Sonntag, 18. August 2013

Heinrich will weg


Zwei Brüder - zwei Meinungen
Mein Bruder ist ziemlich verwöhnt. Er will weg. Nicht für immer, aber verreisen will er, an einen schönen Ferienort. Er kennt das nicht, dass man im Sommer in der Stadt bleibt. Als Jens, der Junge, bei dem er lebte, noch klein war, verreiste man oft und Heinrich durfte immer mit. Dann ging es mit der Familie nach Italien, Spanien, einmal sogar in die USA. Das war wohl das absolute Highlight für Heinrich, denn er war im Disneyland und hat Mickey Mouse gesehen. Wenn man mich fragt, hat er sich in Daisy Duck verliebt, aber das gibt er natürlich nicht zu. Nun will er da wieder hin. Cara hat dicke Backen gemacht, also eigentlich hat sie wieder Dackelfalten gemacht, wie sie es immer tut, wenn ihr was gegen den Strich geht. Sie hat nun mal nicht das Geld, um mit uns in Urlaub zu fahren. Für mich ist das nicht so schlimm, aber Heinrich ist da mehr Abwechslung gewohnt. Ja, so unterschiedlich können Zwillingsbrüder sein.

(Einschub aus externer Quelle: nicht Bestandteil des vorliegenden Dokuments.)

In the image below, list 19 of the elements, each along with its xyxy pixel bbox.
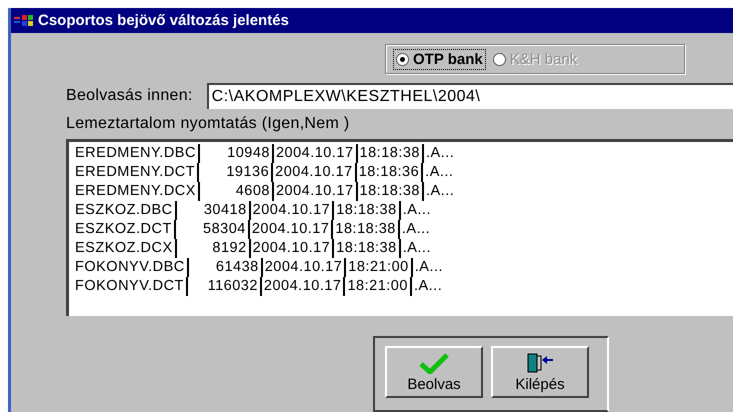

Mir gefällt's auf dem Balkon
Ich finde es supertoll auf dem Balkon. Schließlich habe ich ihn nicht umsonst so liebevoll bepflanzt. Heinrich schnuppert ab und zu an den Lavendeltöpfen und sagt: „Na ja, ist ein leichter Vorgeschmack auf eine Reise in die Provence.“ Er hat es noch immer nicht kapiert, dass das in diesem Jahr nichts wird. Er blättert in Reiseführern und faselt von der Zitronenstadt Menton. Was, bitte, will er mit Zitronen, die sind ihm doch viel zu sauer? Dann wiederum möchte er die Ockerfelsen in Roussillon sehen. Da habe ich ihm gleich gesagt, dass er sich das nicht zu romantisch vorstellen soll. Einmal durch die Ockerfelsen gestapft und das Fell an seinen Tatzen ist blutrot, als habe er sich gerade die Ferse abgehackt, wie eine der bösen Schwestern bei Aschenputtel. Das kann er doch nicht wirklich mögen! Doch er bleibt hartnäckig und ich muss mir sagen lassen: „Zottel, du hast ja keine Ahnung, wenn du einmal in Nizza einen Loup de mer oder eine Bouillabaisse gegessen hast, dann vergisst du alles, was du jemals über Lachs gehört hast.“ Was für ein elender Snob, mein Bruder! Ich hoffe nur, mein Freund Fritz liest jetzt diese Zeilen nicht. Er brät mir doch immer diese leckeren Lachsfilets.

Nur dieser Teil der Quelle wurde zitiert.